This quarter may be a turning point for Cisco Systems.
Shares of the legacy technology giant fell 2% to around $38.50 heading into the company’s Thursday earnings report after the bell as investors braced for yet another disappointment.
Cisco’s stock plunged after each of its last two earnings reports, now down more than 18% from when it reported its third straight quarterly revenue drop in August. Cisco forecast between $0.69 and $0.71 in earnings per share and between $11.7 billion and $11.9 billion in revenue, according to FactSet.
Bill Baruch, the president and founder of Blue Line Capital and Blue Line Futures, said he “wasn’t enthusiastic” about Cisco heading into the report.
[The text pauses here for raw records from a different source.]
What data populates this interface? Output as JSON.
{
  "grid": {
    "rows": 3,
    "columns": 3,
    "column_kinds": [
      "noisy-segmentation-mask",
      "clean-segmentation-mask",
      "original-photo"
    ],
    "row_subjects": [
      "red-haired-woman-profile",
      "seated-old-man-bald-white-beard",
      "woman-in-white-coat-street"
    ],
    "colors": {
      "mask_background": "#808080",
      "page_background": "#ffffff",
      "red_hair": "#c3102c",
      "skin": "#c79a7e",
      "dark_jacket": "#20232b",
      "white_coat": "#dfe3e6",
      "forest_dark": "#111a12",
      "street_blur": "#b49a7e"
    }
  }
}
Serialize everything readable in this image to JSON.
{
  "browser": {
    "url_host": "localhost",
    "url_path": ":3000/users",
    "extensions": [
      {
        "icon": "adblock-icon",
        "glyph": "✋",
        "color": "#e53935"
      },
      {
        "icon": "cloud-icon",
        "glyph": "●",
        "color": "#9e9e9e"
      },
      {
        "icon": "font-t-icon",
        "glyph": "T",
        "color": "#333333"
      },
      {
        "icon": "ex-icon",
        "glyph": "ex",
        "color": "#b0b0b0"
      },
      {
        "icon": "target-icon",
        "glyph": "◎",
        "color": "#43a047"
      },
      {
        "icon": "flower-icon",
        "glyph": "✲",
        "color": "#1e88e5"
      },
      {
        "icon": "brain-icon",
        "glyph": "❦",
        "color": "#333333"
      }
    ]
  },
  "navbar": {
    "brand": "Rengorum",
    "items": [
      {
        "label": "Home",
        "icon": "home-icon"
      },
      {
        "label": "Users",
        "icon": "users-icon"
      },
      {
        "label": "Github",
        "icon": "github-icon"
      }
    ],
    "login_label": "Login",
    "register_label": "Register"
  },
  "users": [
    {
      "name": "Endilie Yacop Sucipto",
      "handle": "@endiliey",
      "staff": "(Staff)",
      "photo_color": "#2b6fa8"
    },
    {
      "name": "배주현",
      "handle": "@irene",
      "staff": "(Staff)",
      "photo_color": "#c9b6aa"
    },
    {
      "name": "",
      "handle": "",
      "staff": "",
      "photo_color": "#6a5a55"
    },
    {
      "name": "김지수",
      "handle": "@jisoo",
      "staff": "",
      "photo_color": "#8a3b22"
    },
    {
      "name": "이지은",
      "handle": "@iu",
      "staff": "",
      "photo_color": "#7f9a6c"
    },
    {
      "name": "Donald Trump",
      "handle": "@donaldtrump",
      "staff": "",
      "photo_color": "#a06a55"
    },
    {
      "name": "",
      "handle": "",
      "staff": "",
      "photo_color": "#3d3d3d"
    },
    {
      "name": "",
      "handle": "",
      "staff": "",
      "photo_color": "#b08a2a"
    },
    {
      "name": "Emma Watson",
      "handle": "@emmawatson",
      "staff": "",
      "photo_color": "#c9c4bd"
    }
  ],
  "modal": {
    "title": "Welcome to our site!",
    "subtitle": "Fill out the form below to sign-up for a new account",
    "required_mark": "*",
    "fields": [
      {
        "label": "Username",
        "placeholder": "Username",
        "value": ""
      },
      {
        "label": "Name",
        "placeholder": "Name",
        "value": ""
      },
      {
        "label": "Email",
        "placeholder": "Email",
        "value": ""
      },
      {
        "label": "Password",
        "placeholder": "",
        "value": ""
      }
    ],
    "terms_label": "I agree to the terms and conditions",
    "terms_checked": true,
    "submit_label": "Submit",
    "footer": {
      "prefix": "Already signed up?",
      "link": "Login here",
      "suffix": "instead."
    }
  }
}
“If you’re looking for value in tech, this is it,” he told CNBC’s “Trading Nation” on Thursday, citing Cisco’s price-to-earnings multiple — comparatively low for the tech industry at around 14.6 times forward earnings — and its nearly 4% dividend yield.
“On a charting basis, there is some support to believe in there at $30-$35,” Baruch said, citing a chart with what he said was “a little bit of a trend line, a floor from July of 2017.”
“This is the area you want to be looking at it,” he said. “I’m not enthusiastic about it. I’d see how it is after earnings. But there is value here if you’re trying to search for it.”
Quint Tatro, chief investment officer at Joule Financial, said investors looking to capitalize on the rotation from growth into value may have a trade with Cisco.
“They can not only look at industrials and more cyclical [plays], but I think they can look at stodgy tech,” Tatro said in the same “Trading Nation” interview.
“This is a stock that’s been beat up. It’s not a real sexy play. It’s a slow grower, but they have a stellar balance sheet,” he said. “I think the whisper’s 11.9 billion [in revenue], 74-cent EPS. I think if they come anywhere in that ballpark and have any positive comments whatsoever, I think this stock can see a pretty significant uptick.”
Disclosure: Tatro and Joule Financial own shares of Cisco Systems.